C’est l‘anniversaire de Pépé et il a exprimé un vœu. Nous nous débrouillons alors pour l’exaucer. Tâche difficile car interdite. Le soir nous allons le chercher à la maison de retraite. Il est prêt et il nous attend devant la porte, tapotant sa canne contre le sol avec impatience et il a l’air d’un gamin qui s’apprête à faire une bêtise. Nous lui avions pourtant expliqué qu’il ne devait rien raconter aux autres pensionnaires. Nous sommes en mission secrète.

Nous traversons la ville à 50 km à l’heure dans notre voiture électrique. Des beaux quartiers, nous passons aux périphéries plus pauvres, avec leurs maisons délabrées et des graffitis jetés à toute vitesse sur les murs : « Green is the new red ».

Nous tentons malgré tout de maintenir une conversation insouciante.

« C’est difficile ! Tout change tellement vite ! » nous dit Grand-Père d’un air nostalgique.

Nous sommes nés dans le Nouvel Ordre.
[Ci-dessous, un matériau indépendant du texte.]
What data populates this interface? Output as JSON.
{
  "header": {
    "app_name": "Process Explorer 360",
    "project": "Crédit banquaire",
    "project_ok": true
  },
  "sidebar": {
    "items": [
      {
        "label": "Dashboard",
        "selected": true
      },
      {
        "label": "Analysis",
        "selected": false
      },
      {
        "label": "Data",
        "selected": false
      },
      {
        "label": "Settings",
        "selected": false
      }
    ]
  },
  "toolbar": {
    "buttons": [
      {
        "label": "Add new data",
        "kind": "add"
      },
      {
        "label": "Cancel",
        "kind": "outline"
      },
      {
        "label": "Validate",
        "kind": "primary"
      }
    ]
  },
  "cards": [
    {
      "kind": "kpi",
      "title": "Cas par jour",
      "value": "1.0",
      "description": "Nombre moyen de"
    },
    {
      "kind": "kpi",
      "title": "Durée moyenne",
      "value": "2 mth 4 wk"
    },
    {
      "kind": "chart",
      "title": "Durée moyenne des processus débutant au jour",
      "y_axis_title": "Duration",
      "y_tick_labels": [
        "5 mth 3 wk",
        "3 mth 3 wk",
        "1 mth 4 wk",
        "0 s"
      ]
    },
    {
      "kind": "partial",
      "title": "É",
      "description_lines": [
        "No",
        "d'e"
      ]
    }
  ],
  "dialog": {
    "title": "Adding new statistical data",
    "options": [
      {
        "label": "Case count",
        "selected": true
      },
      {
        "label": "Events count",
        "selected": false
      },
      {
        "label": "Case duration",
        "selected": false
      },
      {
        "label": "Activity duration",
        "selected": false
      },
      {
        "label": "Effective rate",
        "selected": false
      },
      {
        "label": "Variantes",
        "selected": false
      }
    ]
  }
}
Nous connaissons les habitudes de jadis grâce aux conversations avec nos parents et grands-parents. On nous racontait que jadis le plastique régnait. Même les cornichons au supermarché étaient vendus dans ce type d’emballage. Le nec plus ultra était de manger végétarien une fois par semaine, pour sauver la planète. Néanmoins, les gens continuaient de partir en vacances en avion plusieurs fois par an.

Maintenant tout cela n’est plus possible. Plus de plastique, plus de viande, plus d’avions. Le CO2 n’est pas encore sous contrôle, mais au moins la fonte des glaciers a été ralentie ces vingt dernières années.

Nous arrivons devant une maison dégradée qui semble vide.

« C’est ici ! Descendons ! » dit mon père.

Je m’avance pour sonner à la porte afin de m’assurer que nous sommes au bon endroit. La porte s’entrouvre et je donne le mot de passe que j’ai obtenu lorsque j’ai fait la réservation. Notre grand-père approche lentement, s’appuyant sur sa canne. Nous entrons. Le restaurant a l’air tout à fait normal, avec des tables habillées de nappes à carreaux, style trattoria.

Un serveur nous conduit vers une pièce séparée, au fond de la salle. Un couple dîne à une table dans un coin. L’odeur nous prend à plein nez.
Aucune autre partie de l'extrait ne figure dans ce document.